The PGA Tour Commission says Rory McIlroy loses $3 million PIP bonus

Mark SchlapachSenior writer for ESPNMay 3, 2023, at 12:12 p.m. ET3 minutes to read

Rory saves the tie with a big shot to close out the first round

Rory McIlroy finishes his day with important strokes to sit on par.

CHARLOTTE, N.C. — PGA Tour Commissioner Jay Monahan confirmed Wednesday that Rory McIlroy will forfeit $3 million from his Player Impact Program bonus starting in 2022 for missing another scheduled event last month.

Last year, McIlroy placed second to Tiger Woods in PIP, which measures a player’s popularity and influence on tour. McIlroy is set to raise $12 million. Instead, he will receive $9 million after forfeiting a 25% bonus for not starting at RBC Heritage in Hilton Head Island, South Carolina.

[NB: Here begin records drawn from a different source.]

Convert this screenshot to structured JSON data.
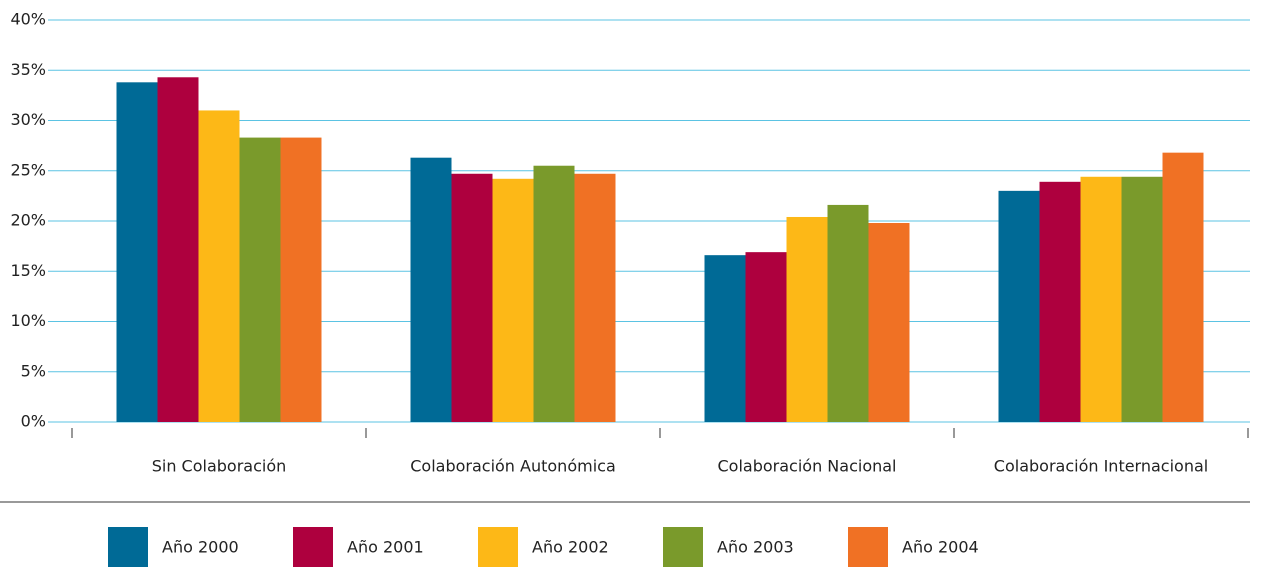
{
  "chart_data": {
    "type": "bar",
    "categories": [
      "Sin Colaboración",
      "Colaboración Autonómica",
      "Colaboración Nacional",
      "Colaboración Internacional"
    ],
    "series": [
      {
        "name": "Año 2000",
        "color": "#006a96",
        "values": [
          33.8,
          26.3,
          16.6,
          23.0
        ]
      },
      {
        "name": "Año 2001",
        "color": "#ae003e",
        "values": [
          34.3,
          24.7,
          16.9,
          23.9
        ]
      },
      {
        "name": "Año 2002",
        "color": "#fdb817",
        "values": [
          31.0,
          24.2,
          20.4,
          24.4
        ]
      },
      {
        "name": "Año 2003",
        "color": "#7a9a2b",
        "values": [
          28.3,
          25.5,
          21.6,
          24.4
        ]
      },
      {
        "name": "Año 2004",
        "color": "#f07124",
        "values": [
          28.3,
          24.7,
          19.8,
          26.8
        ]
      }
    ],
    "ylim": [
      0,
      40
    ],
    "yticks": [
      {
        "value": 0,
        "label": "0%"
      },
      {
        "value": 5,
        "label": "5%"
      },
      {
        "value": 10,
        "label": "10%"
      },
      {
        "value": 15,
        "label": "15%"
      },
      {
        "value": 20,
        "label": "20%"
      },
      {
        "value": 25,
        "label": "25%"
      },
      {
        "value": 30,
        "label": "30%"
      },
      {
        "value": 35,
        "label": "35%"
      },
      {
        "value": 40,
        "label": "40%"
      }
    ],
    "grid": true,
    "legend": "bottom"
  }
}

This was the second time McIlroy had opted out of a new designated event this season. He also skipped the Sentry Tournament of Champions in Hawaii in January. PGA Tour rules require players to compete in all but one of the seasons.

“When we committed to that schedule with the Player Impact program, we modified the opt-out once,” Monahan said. “Then, for any second cancellation, you forfeit the 25%, unless there’s a medical issue. Based on those criteria, it’s actually pretty cut and dry.”

On Tuesday, McIlroy told reporters at the Wells Fargo Championship that he needed time to mentally recharge after missing out on the loss at the Masters. It was the ninth consecutive time that he failed to win the green jacket that would complete his career Grand Slam. He said that his “mind would not have been there” if he had played in RBC Heritage the following week.

“As[McIlroy]explained, if a player was going to miss a second event to reset and replenish, then he knew that and he knew, as he said, the consequences,” Monahan said. “First of all, a player has to be able to decide not to play. I think that’s the beauty of our model. But he knows the consequences of that based on our criteria, and that’s our stance.”

Some players have said they don’t like competing in a particular event the week after a major tournament. The Travelers Championship, another dedicated event, will take place the week after the US Open at Los Angeles Country Club in June.

Monahan didn’t look like he was ready to move RBC Heritage to another week in the 2024 schedule.

“That same event is going really well that week, so I see it continuing into that week,” Monahan said. “I think it did very well across every metric.”

Next season, the PGA Tour is eliminating the rule requiring players to compete in 11 of 12 specific events, not including the four majors and the Players Championship. Monahan hopes the unlimited and limited-time events with $20 million in purses will provide enough incentive to bring in elite players.

“When we announce the schedule itself and you look at the tempo, you look at the score in terms of FedEx Cup points, you look at the size of the bag, you look at the concentration of the big players and they have confidence in being able to compete against each other at those sizes,” Monahan said. “Does that mean every week every player is going to show up? I think in our model things are likely to happen – injuries and extenuating circumstances.”